We had a humor thread wherein mock-pulpit lingo was used to joke about knife obsession. The complaint seems to be that this amounts to a profaning of sacred matters. Making jokes about religion, or using religious language to make jokes about other things is hardly a BladeForums innovation, so the complaint is as well directed against the public at large, both present and past, as it is at the participants in this thread. The same sort of humor could have come up in a discussion group of cat owners, car enthusiasts, or gourmet cooks.
This thread was rather mild stuff, compared to a commercial I heard this morning on the radio, wherein a mock sin-denouncing sort of preacher was confounded, and shown up as a phony, by the revelation that the sponsor's frozen fruit deserts could be so pleasurable to eat without being sinful.
These arguments go back a long long way.
There is constant tension between serious religion and levity in holidays. Christmas and Easter are both Christian holy days and party time, and what shall we say of the eve of All Saints Day - Halloween?
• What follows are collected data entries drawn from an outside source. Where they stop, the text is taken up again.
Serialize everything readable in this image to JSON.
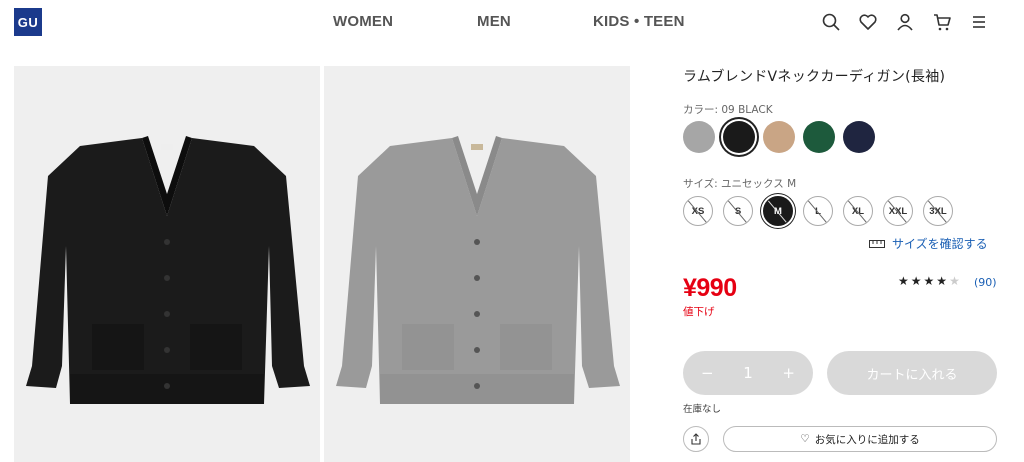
{
  "header": {
    "logo": "GU",
    "nav": [
      "WOMEN",
      "MEN",
      "KIDS • TEEN"
    ],
    "icons": [
      "search-icon",
      "heart-icon",
      "user-icon",
      "cart-icon",
      "menu-icon"
    ]
  },
  "product": {
    "title": "ラムブレンドVネックカーディガン(長袖)",
    "color_label": "カラー: 09 BLACK",
    "colors": [
      {
        "name": "gray",
        "hex": "#a6a6a6"
      },
      {
        "name": "black",
        "hex": "#1a1a1a"
      },
      {
        "name": "beige",
        "hex": "#c9a585"
      },
      {
        "name": "green",
        "hex": "#1d5a3c"
      },
      {
        "name": "navy",
        "hex": "#1f2540"
      }
    ],
    "selected_color": "black",
    "size_label": "サイズ: ユニセックス M",
    "sizes": [
      "XS",
      "S",
      "M",
      "L",
      "XL",
      "XXL",
      "3XL"
    ],
    "selected_size": "M",
    "size_link": "サイズを確認する",
    "price": "¥990",
    "price_note": "値下げ",
    "rating_stars": 4,
    "review_count": "(90)",
    "quantity": {
      "minus": "−",
      "value": "1",
      "plus": "+"
    },
    "cart_button": "カートに入れる",
    "stock": "在庫なし",
    "favorite_button": "お気に入りに追加する"
  },
  "colors": {
    "accent_red": "#e60012",
    "link_blue": "#1a5fb4",
    "disabled_gray": "#d9d9d9",
    "logo_blue": "#1b3a8c"
  }
}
In another tradition, the Jewish holiday of Purim, which celebrates the events in the Book of Esther, has long been a rowdy holiday, on which the rabbi and anybody else is fair game for mocking, and prayers are sung to the conspicuously secular tunes, and it's a good idea to bring a designated driver. Passover is a serious holiday, but in some very traditional and religiously conservative middle eastern households a song of thanksgiving to God is sung during a food fight with green onions.
In many contexts, someone who believes he is a great authority on a subject may be said to "pontificate," and a well known exponant of some art may be called its "high priest."
Among knife makers, the late Bob Engnath did such amazing things with a Burr-King grinder, at such amazing speed, and taught so many other knifemakers the art, that he was called "the grinder god." But, to the best of my knowledge, nobody has actually prayed to him!
I belong to a major monotheistic religion, but my web page's section on Finnish knives has a quotation or two from the Kalevala on the smith-god Ilmarinen. I'm comfortable that I'm not dabbling in paganism by doing that. Now if I were to put up a shrine to him . . . .
So I, and a lot of other folks, blur the boundaries. A serious case can be made, in more than one tradition, for not bluring the boundaries. It happens that one seriously religious person has picked this place, perhaps among others, to argue against mixing levity with sacred matters. He has taken on an enormous task.